A standard can be constructed to represent almost all financial obligations at a high level of precision. The careful representation of cash flow obligations means that the most critical input to risk measurement can be performed with a high degree of confidence in the results. With such an approach, variations in risk measurement results will be based on practitioners making different assumptions about the risk factors (e.g. interest rates, default rates, etc.), not the contract data that goes into the models.
In summary, regulators and risk management practitioners need a more standardized set of risk management best practices, and a way to certify that a professional meets the qualification. A starting point is to construct a data and algorithmic standard for generating cash flow obligations capable of representing virtually all financial obligations with a high level of precision. This approach would improve transparency in financial markets, reduce complexity and model risk, and improving the operational efficiency of financial institutions.
Bob Mark is a managing partner at Black Diamond Risk Enterprises, and a key member of finRenaissance. He previously held senior trading and risk management positions at numerous large banks, and was the founding executive director of the master of financial engineering program at UCLA.

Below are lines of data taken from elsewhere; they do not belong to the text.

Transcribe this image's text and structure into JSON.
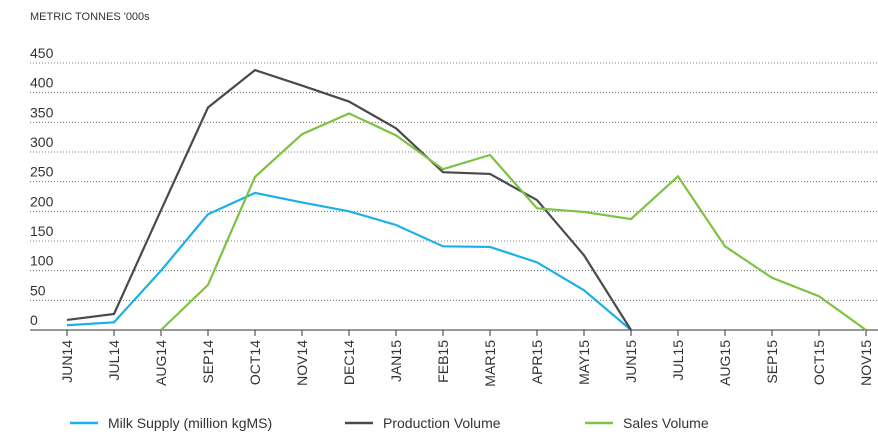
{
  "chart_data": {
    "type": "line",
    "title": "METRIC TONNES '000s",
    "categories": [
      "JUN14",
      "JUL14",
      "AUG14",
      "SEP14",
      "OCT14",
      "NOV14",
      "DEC14",
      "JAN15",
      "FEB15",
      "MAR15",
      "APR15",
      "MAY15",
      "JUN15",
      "JUL15",
      "AUG15",
      "SEP15",
      "OCT15",
      "NOV15"
    ],
    "series": [
      {
        "name": "Milk Supply (million kgMS)",
        "color": "#1ab0e8",
        "values": [
          8,
          13,
          100,
          195,
          231,
          215,
          200,
          177,
          141,
          140,
          114,
          67,
          0,
          null,
          null,
          null,
          null,
          null
        ]
      },
      {
        "name": "Production Volume",
        "color": "#4a4a4a",
        "values": [
          17,
          27,
          202,
          375,
          438,
          412,
          385,
          340,
          266,
          263,
          219,
          126,
          0,
          null,
          null,
          null,
          null,
          null
        ]
      },
      {
        "name": "Sales Volume",
        "color": "#7dc242",
        "values": [
          null,
          null,
          0,
          76,
          258,
          330,
          365,
          328,
          271,
          295,
          205,
          199,
          187,
          259,
          141,
          88,
          57,
          0
        ]
      }
    ],
    "ylim": [
      0,
      450
    ],
    "yticks": [
      0,
      50,
      100,
      150,
      200,
      250,
      300,
      350,
      400,
      450
    ],
    "grid": true,
    "legend": "bottom"
  }
}
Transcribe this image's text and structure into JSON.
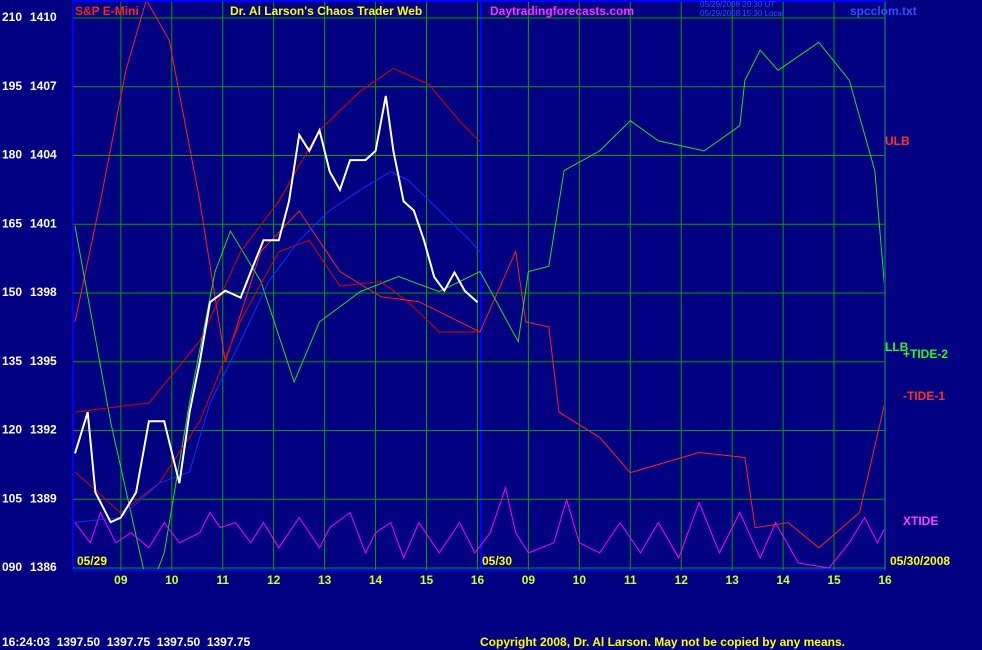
{
  "chart_data": {
    "type": "line",
    "title": "Dr. Al Larson's Chaos Trader Web",
    "symbol": "S&P E-Mini",
    "site": "Daytradingforecasts.com",
    "timestamps": [
      "05/29/2008 20:30 UT",
      "05/29/2008 15:30 Local"
    ],
    "file": "spcclom.txt",
    "status": "16:24:03  1397.50  1397.75  1397.50  1397.75",
    "copyright": "Copyright 2008, Dr. Al Larson. May not be copied by any means.",
    "annotations": [
      "ULB",
      "LLB",
      "+TIDE-2",
      "-TIDE-1",
      "XTIDE",
      "05/29",
      "05/30",
      "05/30/2008"
    ],
    "xlim": [
      8.1,
      24.0
    ],
    "xticks": [
      {
        "value": 9,
        "label": "09"
      },
      10,
      11,
      12,
      13,
      14,
      15,
      16,
      {
        "value": 17,
        "label": "09"
      },
      {
        "value": 18,
        "label": "10"
      },
      {
        "value": 19,
        "label": "11"
      },
      {
        "value": 20,
        "label": "12"
      },
      {
        "value": 21,
        "label": "13"
      },
      {
        "value": 22,
        "label": "14"
      },
      {
        "value": 23,
        "label": "15"
      },
      {
        "value": 24,
        "label": "16"
      }
    ],
    "ylim": [
      90,
      210
    ],
    "yticks": [
      {
        "value": 90,
        "label": "090"
      },
      105,
      120,
      135,
      150,
      165,
      180,
      195,
      210
    ],
    "y2lim": [
      1386,
      1410
    ],
    "y2ticks": [
      1386,
      1389,
      1392,
      1395,
      1398,
      1401,
      1404,
      1407,
      1410
    ],
    "grid": true,
    "series": [
      {
        "color": "#ff2020",
        "x": [
          8.1,
          8.6,
          9.1,
          9.5,
          9.95,
          10.55,
          11.05,
          11.75,
          12.5,
          13.3,
          14.1,
          14.85,
          16.05,
          16.75,
          16.95,
          17.4,
          17.6,
          18.4,
          19.0,
          20.35,
          21.25,
          21.45,
          22.1,
          22.7,
          23.5,
          24.0
        ],
        "values": [
          143.7,
          170.1,
          198.6,
          213.9,
          205.2,
          170.1,
          135.0,
          159.1,
          167.9,
          154.7,
          149.2,
          148.1,
          141.5,
          159.1,
          143.7,
          142.6,
          124.0,
          118.5,
          110.8,
          115.2,
          114.1,
          98.8,
          99.9,
          94.4,
          102.1,
          126.2
        ]
      },
      {
        "color": "#20e020",
        "x": [
          8.1,
          8.8,
          9.55,
          9.85,
          10.35,
          10.85,
          11.15,
          11.75,
          12.4,
          12.9,
          13.7,
          14.45,
          15.25,
          16.05,
          16.8,
          17.0,
          17.4,
          17.7,
          18.4,
          19.0,
          19.55,
          20.45,
          21.15,
          21.25,
          21.55,
          21.9,
          22.7,
          23.3,
          23.8,
          24.0
        ],
        "values": [
          164.6,
          121.8,
          84.5,
          93.3,
          126.2,
          154.7,
          163.5,
          152.5,
          130.6,
          143.7,
          150.3,
          153.6,
          150.3,
          154.7,
          139.4,
          154.7,
          155.8,
          176.7,
          181.0,
          187.6,
          183.2,
          181.0,
          186.5,
          196.4,
          203.0,
          198.6,
          204.7,
          196.4,
          176.7,
          150.3
        ]
      },
      {
        "color": "#ff00ff",
        "x": [
          8.1,
          8.4,
          8.6,
          8.9,
          9.2,
          9.55,
          9.85,
          10.15,
          10.55,
          10.75,
          10.95,
          11.25,
          11.55,
          11.8,
          12.1,
          12.5,
          12.9,
          13.1,
          13.5,
          13.8,
          14.0,
          14.3,
          14.55,
          14.85,
          15.25,
          15.65,
          15.95,
          16.25,
          16.55,
          16.75,
          17.0,
          17.5,
          17.75,
          18.0,
          18.4,
          18.8,
          19.2,
          19.55,
          19.95,
          20.35,
          20.75,
          21.15,
          21.55,
          21.85,
          22.3,
          22.9,
          23.3,
          23.6,
          23.85,
          24.0
        ],
        "values": [
          99.9,
          95.5,
          102.1,
          95.5,
          97.7,
          94.4,
          99.9,
          95.5,
          97.7,
          102.1,
          98.8,
          99.9,
          95.5,
          99.9,
          94.4,
          101.0,
          94.4,
          98.8,
          102.1,
          93.3,
          97.7,
          99.9,
          92.2,
          99.9,
          93.3,
          99.9,
          93.3,
          97.7,
          107.5,
          97.7,
          93.3,
          95.5,
          104.9,
          95.5,
          93.3,
          99.9,
          93.3,
          99.9,
          92.2,
          104.3,
          93.3,
          102.1,
          92.2,
          99.9,
          91.1,
          90.0,
          95.5,
          101.0,
          95.5,
          98.8
        ]
      },
      {
        "color": "#e00000",
        "axis": "y2",
        "x": [
          8.1,
          8.8,
          9.55,
          10.55,
          11.35,
          12.1,
          12.9,
          13.7,
          14.35,
          15.05,
          15.65,
          16.05
        ],
        "values": [
          1392.8,
          1393.0,
          1393.2,
          1395.9,
          1399.8,
          1402.0,
          1405.1,
          1406.8,
          1407.8,
          1407.1,
          1405.5,
          1404.6
        ]
      },
      {
        "color": "#e00000",
        "axis": "y2",
        "x": [
          8.1,
          9.0,
          9.75,
          10.55,
          11.35,
          12.1,
          12.7,
          13.3,
          14.1,
          14.65,
          15.25,
          16.05
        ],
        "values": [
          1390.2,
          1388.4,
          1389.7,
          1392.4,
          1396.8,
          1399.8,
          1400.3,
          1398.3,
          1398.5,
          1397.6,
          1396.3,
          1396.3
        ]
      },
      {
        "color": "#1030ff",
        "axis": "y2",
        "x": [
          8.1,
          9.0,
          9.75,
          10.35,
          10.75,
          11.35,
          11.9,
          12.5,
          13.1,
          13.7,
          14.3,
          14.65,
          15.25,
          15.85,
          16.05
        ],
        "values": [
          1388.0,
          1388.2,
          1389.7,
          1390.2,
          1393.2,
          1395.9,
          1398.5,
          1400.3,
          1401.6,
          1402.5,
          1403.3,
          1402.9,
          1401.6,
          1400.3,
          1399.8
        ]
      },
      {
        "color": "#ffffff",
        "axis": "y2",
        "x": [
          8.1,
          8.35,
          8.5,
          8.8,
          9.0,
          9.3,
          9.55,
          9.85,
          10.15,
          10.35,
          10.55,
          10.75,
          11.05,
          11.35,
          11.6,
          11.8,
          12.1,
          12.3,
          12.5,
          12.7,
          12.9,
          13.1,
          13.3,
          13.5,
          13.8,
          14.0,
          14.2,
          14.35,
          14.55,
          14.75,
          14.95,
          15.15,
          15.35,
          15.55,
          15.75,
          16.0
        ],
        "values": [
          1391.0,
          1392.8,
          1389.3,
          1388.0,
          1388.2,
          1389.3,
          1392.4,
          1392.4,
          1389.7,
          1392.8,
          1395.0,
          1397.6,
          1398.1,
          1397.8,
          1399.2,
          1400.3,
          1400.3,
          1402.0,
          1404.9,
          1404.2,
          1405.1,
          1403.3,
          1402.5,
          1403.8,
          1403.8,
          1404.2,
          1406.6,
          1404.2,
          1402.0,
          1401.6,
          1400.3,
          1398.7,
          1398.1,
          1398.9,
          1398.1,
          1397.6
        ]
      }
    ]
  }
}
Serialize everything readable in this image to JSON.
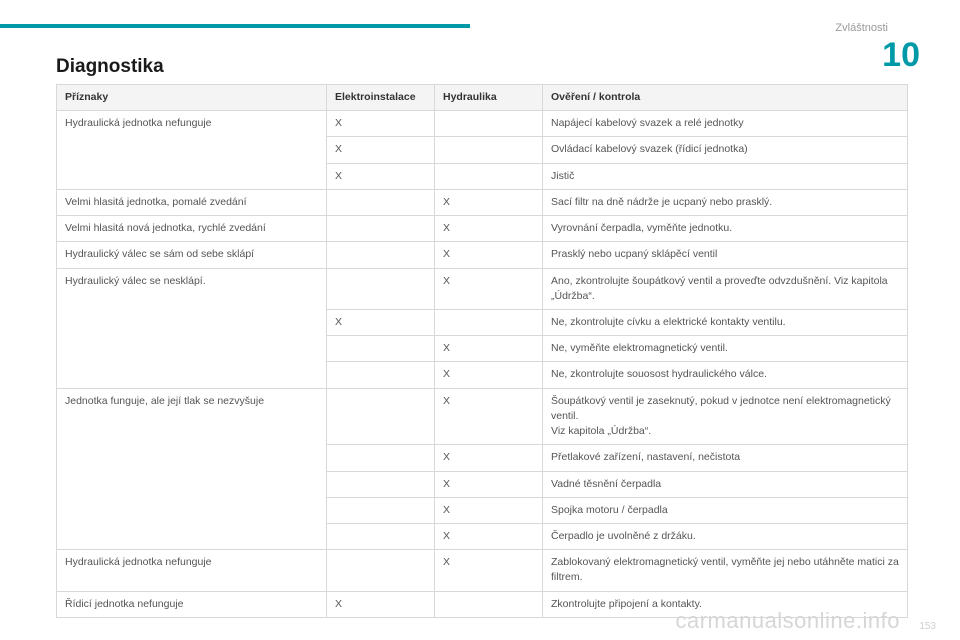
{
  "header": {
    "section_label": "Zvláštnosti",
    "chapter_number": "10"
  },
  "title": "Diagnostika",
  "table": {
    "columns": {
      "symptoms": "Příznaky",
      "electro": "Elektroinstalace",
      "hydraulics": "Hydraulika",
      "verify": "Ověření / kontrola"
    },
    "groups": [
      {
        "symptom": "Hydraulická jednotka nefunguje",
        "rows": [
          {
            "electro": "X",
            "hydraulics": "",
            "verify": "Napájecí kabelový svazek a relé jednotky"
          },
          {
            "electro": "X",
            "hydraulics": "",
            "verify": "Ovládací kabelový svazek (řídicí jednotka)"
          },
          {
            "electro": "X",
            "hydraulics": "",
            "verify": "Jistič"
          }
        ]
      },
      {
        "symptom": "Velmi hlasitá jednotka, pomalé zvedání",
        "rows": [
          {
            "electro": "",
            "hydraulics": "X",
            "verify": "Sací filtr na dně nádrže je ucpaný nebo prasklý."
          }
        ]
      },
      {
        "symptom": "Velmi hlasitá nová jednotka, rychlé zvedání",
        "rows": [
          {
            "electro": "",
            "hydraulics": "X",
            "verify": "Vyrovnání čerpadla, vyměňte jednotku."
          }
        ]
      },
      {
        "symptom": "Hydraulický válec se sám od sebe sklápí",
        "rows": [
          {
            "electro": "",
            "hydraulics": "X",
            "verify": "Prasklý nebo ucpaný sklápěcí ventil"
          }
        ]
      },
      {
        "symptom": "Hydraulický válec se nesklápí.",
        "rows": [
          {
            "electro": "",
            "hydraulics": "X",
            "verify": "Ano, zkontrolujte šoupátkový ventil a proveďte odvzdušnění. Viz kapitola „Údržba“."
          },
          {
            "electro": "X",
            "hydraulics": "",
            "verify": "Ne, zkontrolujte cívku a elektrické kontakty ventilu."
          },
          {
            "electro": "",
            "hydraulics": "X",
            "verify": "Ne, vyměňte elektromagnetický ventil."
          },
          {
            "electro": "",
            "hydraulics": "X",
            "verify": "Ne, zkontrolujte souosost hydraulického válce."
          }
        ]
      },
      {
        "symptom": "Jednotka funguje, ale její tlak se nezvyšuje",
        "rows": [
          {
            "electro": "",
            "hydraulics": "X",
            "verify": "Šoupátkový ventil je zaseknutý, pokud v jednotce není elektromagnetický ventil.\nViz kapitola „Údržba“."
          },
          {
            "electro": "",
            "hydraulics": "X",
            "verify": "Přetlakové zařízení, nastavení, nečistota"
          },
          {
            "electro": "",
            "hydraulics": "X",
            "verify": "Vadné těsnění čerpadla"
          },
          {
            "electro": "",
            "hydraulics": "X",
            "verify": "Spojka motoru / čerpadla"
          },
          {
            "electro": "",
            "hydraulics": "X",
            "verify": "Čerpadlo je uvolněné z držáku."
          }
        ]
      },
      {
        "symptom": "Hydraulická jednotka nefunguje",
        "rows": [
          {
            "electro": "",
            "hydraulics": "X",
            "verify": "Zablokovaný elektromagnetický ventil, vyměňte jej nebo utáhněte matici za filtrem."
          }
        ]
      },
      {
        "symptom": "Řídicí jednotka nefunguje",
        "rows": [
          {
            "electro": "X",
            "hydraulics": "",
            "verify": "Zkontrolujte připojení a kontakty."
          }
        ]
      }
    ]
  },
  "footer": {
    "watermark": "carmanualsonline.info",
    "page_number": "153"
  }
}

Interesting article and a timely one.
The Financial Risk Management discipline is clearly in need of clear SoP’s, describing not just expectations and performance standards for those who claim to be practitioners in the field, but also on tools of the trade.
In the article, you mentioned “For example, the basic building blocks of finance in general and risk management in particular are individual financial contracts and their expected cash flows. If we closely examine the pattern of expected cash flows that are generated from a financial contract, then we would find that bankers implicitly follow standard algorithms when exchanging cash flows. ” This is one area that is clearly very lacking in the Risk industry.
In fact, those exact requirements can be found in ACTUS (Algorithmic Contract Types Unified Standards), an open source initiative “to build a reference database that represents virtually all financial contracts as algorithms that link changes in risk factors (market risk, credit risk, and behavior, etc.)” (see www.projectactus.org)
This powerful data standards allow institutions and their risk practitioners to gain insights across the enterprise; and allow regulators to understand trends and perform analytics across the industry. Such tools are indeed sadly still lacking in our profession. Risk practitioners and regulators need to come together to support, adopt and promote initiatives such as ACTUS that would allow the profession to perform our work more effectively; and to meet the high standards expected by the public-at-large.